California energy officials said today they got "every penny" they demanded in a $410 million settlement paid by JPMorgan Chase & Co. over manipulative electricity trades.
JPMorgan, in a deal announced by the Federal Energy Regulatory Commission, will cough up $124 million in profits to California ratepayers. In addition, the big bank agreed not to fight California officials over $262 million in disputed profits that had already been recouped by the state or were never paid to JPMorgan in the first place.
In total, the deal is worth $386 million to California consumers, said Nancy Saracino, general counsel of the California Independent System Operator. The ISO runs the state's transmission grid, buys last-minute power from vendors like JPMorgan and blew the whistle on the firm's manipulative trading practices.
"We are literally getting every penny back for ratepayers," Saracino said in a conference call with reporters. "It is such a strong message...that this kind of conduct is not going to be supported."
JPMorgan spokesman Brian Marchiony said "we are pleased to put this matter behind us." He added that the firm has already put money aside for the case so "this settlement will not have a material impact on earnings."
The firm agreed to pay FERC a fine of $285 million and disgorge a total of $125 million in profits. Of that, $124 million is coming back to California and the rest is going to ratepayers in Michigan.
The case is the biggest settlement in FERC's history, although the agency is pursuing bigger cases. It recently announced a $453 million fine against Barclays Bank - primarily over trading practices in California - but the London bank is fighting the fine.
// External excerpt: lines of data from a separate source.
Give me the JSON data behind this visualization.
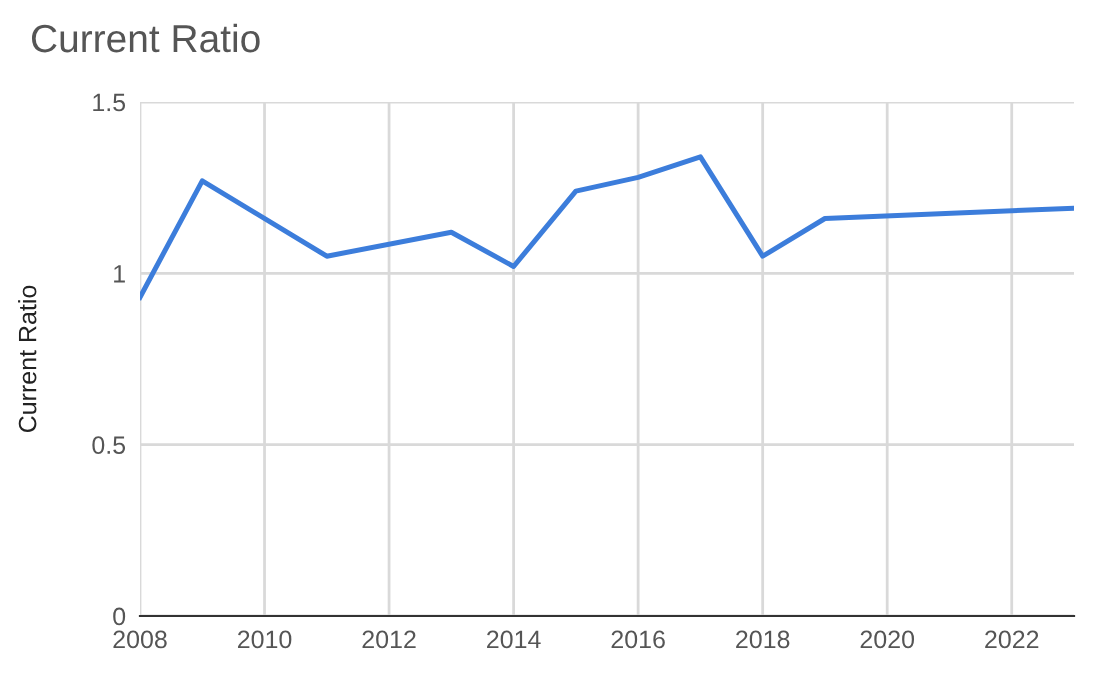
{
  "chart_data": {
    "type": "line",
    "title": "Current Ratio",
    "ylabel": "Current Ratio",
    "x": [
      2008,
      2009,
      2011,
      2013,
      2014,
      2015,
      2016,
      2017,
      2018,
      2019,
      2023
    ],
    "series": [
      {
        "color": "#3c7ddb",
        "values": [
          0.93,
          1.27,
          1.05,
          1.12,
          1.02,
          1.24,
          1.28,
          1.34,
          1.05,
          1.16,
          1.19
        ]
      }
    ],
    "xlim": [
      2008,
      2023
    ],
    "xticks": [
      2008,
      2010,
      2012,
      2014,
      2016,
      2018,
      2020,
      2022
    ],
    "ylim": [
      0,
      1.5
    ],
    "yticks": [
      0,
      0.5,
      1,
      1.5
    ],
    "grid": true,
    "legend": false,
    "marker": "none",
    "line_style": "solid"
  }
}
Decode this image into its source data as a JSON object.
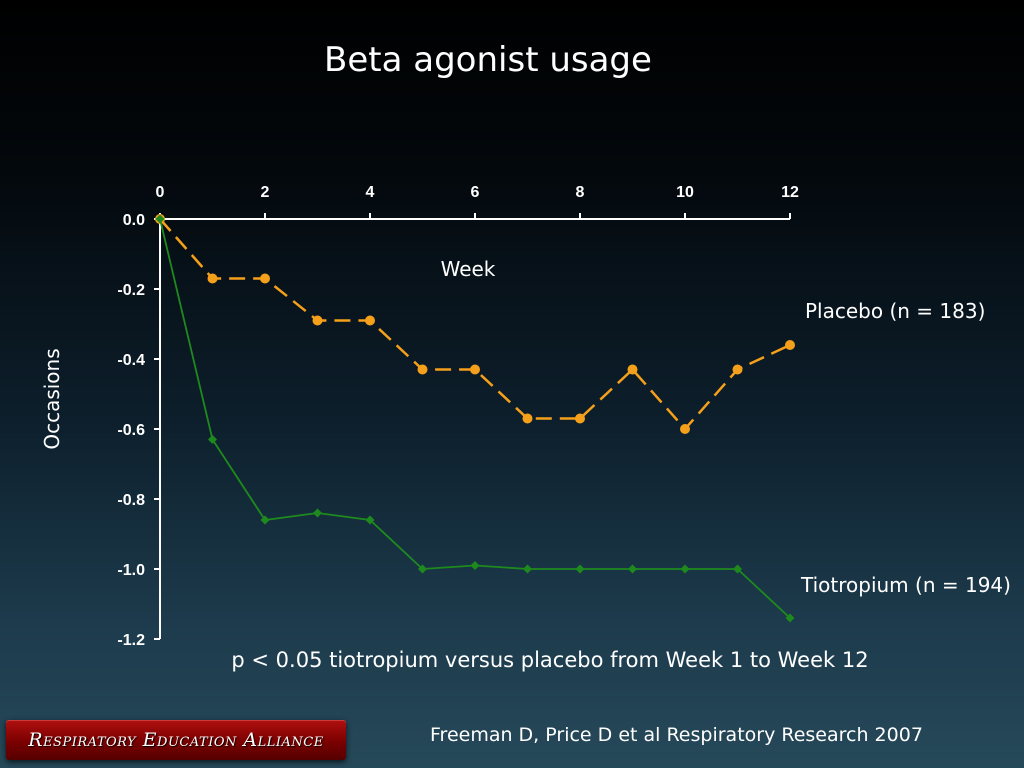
{
  "slide": {
    "title": "Beta agonist usage",
    "footnote": "p < 0.05 tiotropium versus placebo from Week 1 to Week 12",
    "citation": "Freeman D, Price D et al Respiratory Research 2007",
    "logo_text": "Respiratory Education Alliance"
  },
  "chart_data": {
    "type": "line",
    "title": "",
    "xlabel": "Week",
    "ylabel": "Occasions",
    "x_ticks": [
      0,
      2,
      4,
      6,
      8,
      10,
      12
    ],
    "y_ticks": [
      "0.0",
      "-0.2",
      "-0.4",
      "-0.6",
      "-0.8",
      "-1.0",
      "-1.2"
    ],
    "xlim": [
      0,
      12
    ],
    "ylim": [
      -1.2,
      0
    ],
    "x_axis_position": "top",
    "grid": false,
    "x": [
      0,
      1,
      2,
      3,
      4,
      5,
      6,
      7,
      8,
      9,
      10,
      11,
      12
    ],
    "series": [
      {
        "name": "Placebo (n = 183)",
        "color": "#f5a01a",
        "line_style": "dashed",
        "marker": "circle",
        "values": [
          0,
          -0.17,
          -0.17,
          -0.29,
          -0.29,
          -0.43,
          -0.43,
          -0.57,
          -0.57,
          -0.43,
          -0.6,
          -0.43,
          -0.36
        ]
      },
      {
        "name": "Tiotropium (n = 194)",
        "color": "#1e8a1e",
        "line_style": "solid",
        "marker": "diamond",
        "values": [
          0,
          -0.63,
          -0.86,
          -0.84,
          -0.86,
          -1.0,
          -0.99,
          -1.0,
          -1.0,
          -1.0,
          -1.0,
          -1.0,
          -1.14
        ]
      }
    ]
  }
}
The JPMorgan case, which has been building for more than a year, aroused suspicions that California's electricity market is as ripe for manipulation as it was in 2000 and 2001, when Enron's traders took advantage of huge loopholes to gin up excessive profits.
But California officials said market monitoring policies are stronger now.
"The cynical interpretation of this is that this is somehow the tip of the iceberg," said Eric Hildebrandt, the head of market monitoring for the ISO. Rather, he said the latest case is "the exception to the rule."
JPMorgan had marketing contracts to trade energy from a cluster of power plants in Southern California. The plants were old and unprofitable, but the firm found several ways to exploit California's market and make the plants money makers, according to FERC documents.
Hildebrandt said a key strategy was a scheme that "artificially inflated" the so-called bid-cost recovery payments. Those are payments made by the ISO to power plants that are inefficient and costly to run, but whose electricity is needed to keep the lights on.